Another foster parent wrote – toxic is toxic. Unfortunately that means family too. For me personally, it doesn’t matter if it’s birth family, adoptive family, chosen family or forced…. Toxic is toxic and you owe NO ONE a reason for removing that from your life. You do what works for YOU and do not allow others to manipulate you into feeling things that aren’t yours to carry.

A hospice nurse was quoted as saying – “no one is owed your forgiveness, your love or your physical presence. Impending death does not change that in the slightest”.

Another adoptee writes – You went no contact for a reason. Honor yourself and your feelings, and only do what you feel is the right thing to do, not what other people thing is the right thing. A diagnosis doesn’t suddenly absolve someone from the horrible things they’ve done. Being on death’s door doesn’t suddenly absolve someone from the horrible things they’ve done. No one owes anyone an apology for any reason if they don’t want to give one.

Another adoptee offered a good analogy – You don’t have to care and you don’t have to care that you don’t care. Would you make friends with a bee that stung you in the eye every once in a while?! Give it a home? A place in your heart? Dedicate time and energy to it’s well being? It only stings your eye every once in a while…

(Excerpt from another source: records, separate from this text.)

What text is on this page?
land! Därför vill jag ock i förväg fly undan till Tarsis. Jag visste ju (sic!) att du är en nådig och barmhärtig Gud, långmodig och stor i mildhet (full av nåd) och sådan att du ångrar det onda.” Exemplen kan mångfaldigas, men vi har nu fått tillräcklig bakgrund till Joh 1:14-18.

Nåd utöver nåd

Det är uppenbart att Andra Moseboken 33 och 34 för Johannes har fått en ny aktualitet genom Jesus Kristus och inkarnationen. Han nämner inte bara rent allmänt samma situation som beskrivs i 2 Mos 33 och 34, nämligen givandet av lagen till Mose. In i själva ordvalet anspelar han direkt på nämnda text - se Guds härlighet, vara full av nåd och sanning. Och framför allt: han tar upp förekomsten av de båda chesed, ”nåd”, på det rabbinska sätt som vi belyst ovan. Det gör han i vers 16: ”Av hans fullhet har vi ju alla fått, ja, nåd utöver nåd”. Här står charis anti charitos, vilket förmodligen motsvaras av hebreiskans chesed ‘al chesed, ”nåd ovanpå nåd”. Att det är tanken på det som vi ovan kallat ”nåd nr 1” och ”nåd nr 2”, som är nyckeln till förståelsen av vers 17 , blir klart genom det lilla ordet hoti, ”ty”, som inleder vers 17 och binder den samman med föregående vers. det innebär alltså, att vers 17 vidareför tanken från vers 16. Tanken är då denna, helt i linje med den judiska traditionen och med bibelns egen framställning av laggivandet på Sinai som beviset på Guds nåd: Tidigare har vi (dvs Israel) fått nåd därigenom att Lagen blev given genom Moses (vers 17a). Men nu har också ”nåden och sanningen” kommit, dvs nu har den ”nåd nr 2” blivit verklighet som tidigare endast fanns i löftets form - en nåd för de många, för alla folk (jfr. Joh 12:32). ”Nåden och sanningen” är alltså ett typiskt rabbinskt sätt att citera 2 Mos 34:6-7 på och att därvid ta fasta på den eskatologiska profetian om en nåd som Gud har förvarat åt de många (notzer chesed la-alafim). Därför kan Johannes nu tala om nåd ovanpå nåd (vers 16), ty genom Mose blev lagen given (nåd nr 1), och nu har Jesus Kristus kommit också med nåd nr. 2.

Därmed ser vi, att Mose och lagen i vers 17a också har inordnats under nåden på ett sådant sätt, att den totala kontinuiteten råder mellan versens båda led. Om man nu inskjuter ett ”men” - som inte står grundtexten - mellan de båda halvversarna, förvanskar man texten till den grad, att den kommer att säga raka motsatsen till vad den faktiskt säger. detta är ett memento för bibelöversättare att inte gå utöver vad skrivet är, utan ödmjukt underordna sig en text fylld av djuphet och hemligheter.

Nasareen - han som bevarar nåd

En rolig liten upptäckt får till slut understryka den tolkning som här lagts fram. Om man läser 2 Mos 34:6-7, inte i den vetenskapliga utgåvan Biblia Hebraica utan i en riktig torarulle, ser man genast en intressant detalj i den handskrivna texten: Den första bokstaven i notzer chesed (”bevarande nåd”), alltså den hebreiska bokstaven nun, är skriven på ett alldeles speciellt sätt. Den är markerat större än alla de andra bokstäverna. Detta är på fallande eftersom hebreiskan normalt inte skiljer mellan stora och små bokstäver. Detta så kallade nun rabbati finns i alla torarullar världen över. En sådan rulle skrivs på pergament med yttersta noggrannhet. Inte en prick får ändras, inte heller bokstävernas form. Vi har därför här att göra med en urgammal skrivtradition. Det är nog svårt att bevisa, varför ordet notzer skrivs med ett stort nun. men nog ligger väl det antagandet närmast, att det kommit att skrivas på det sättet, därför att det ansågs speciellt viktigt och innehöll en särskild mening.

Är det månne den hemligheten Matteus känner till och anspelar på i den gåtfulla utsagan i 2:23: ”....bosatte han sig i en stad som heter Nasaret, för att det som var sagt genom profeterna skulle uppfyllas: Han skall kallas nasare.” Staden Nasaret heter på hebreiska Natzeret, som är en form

Another adoptee suggested these self examination questions – Consider why you went no contact and how you’ve been since. Have you been at peace or had serious regrets? Have you ever attempted/thought about attempting a reconciliation because it was something you ideally would want? Do you think it’s something that could reasonably happen? If the answer is yes, then maybe consider it. If this isn’t the case, it’s ok not to pursue this. Decisions have consequences. You aren’t responsible for relieving the consequences of someone else’s hurtful behavior just because their time is running out and it would make them feel better. Don’t let external attempts at manipulation influence you. If you’ll feel guilty for not attempting a reconciliation, that is completely different from attempting a reconciliation to prevent others from trying to make you feel guilty.

And this important point to consider from another adoptee – dementia takes the filters off. There’s a chance she may be even crueler than you remember. She might not be, but it’s not a risk worth taking. If you can’t be in contact with her when she’s coherent, you shouldn’t be guilted into contact when she’s got even less self-control.

This self-assessment had leapt out at me also – I hope you are in therapy and I really encourage you to challenge the concept that “no one else wanted you”. That phrase feels like a knife to the heart, you deserved better and whoever said that to you or instilled that belief was grooming you to accept crappy behavior from people who were supposed to love and protect you.

More than one adoptee admitted to being no contact and estranged from their adoptive parents due to reasons of perceived abuse – having feelings such as doubt, guilt, and obligation are common in estrangement situations, and especially in adopted people.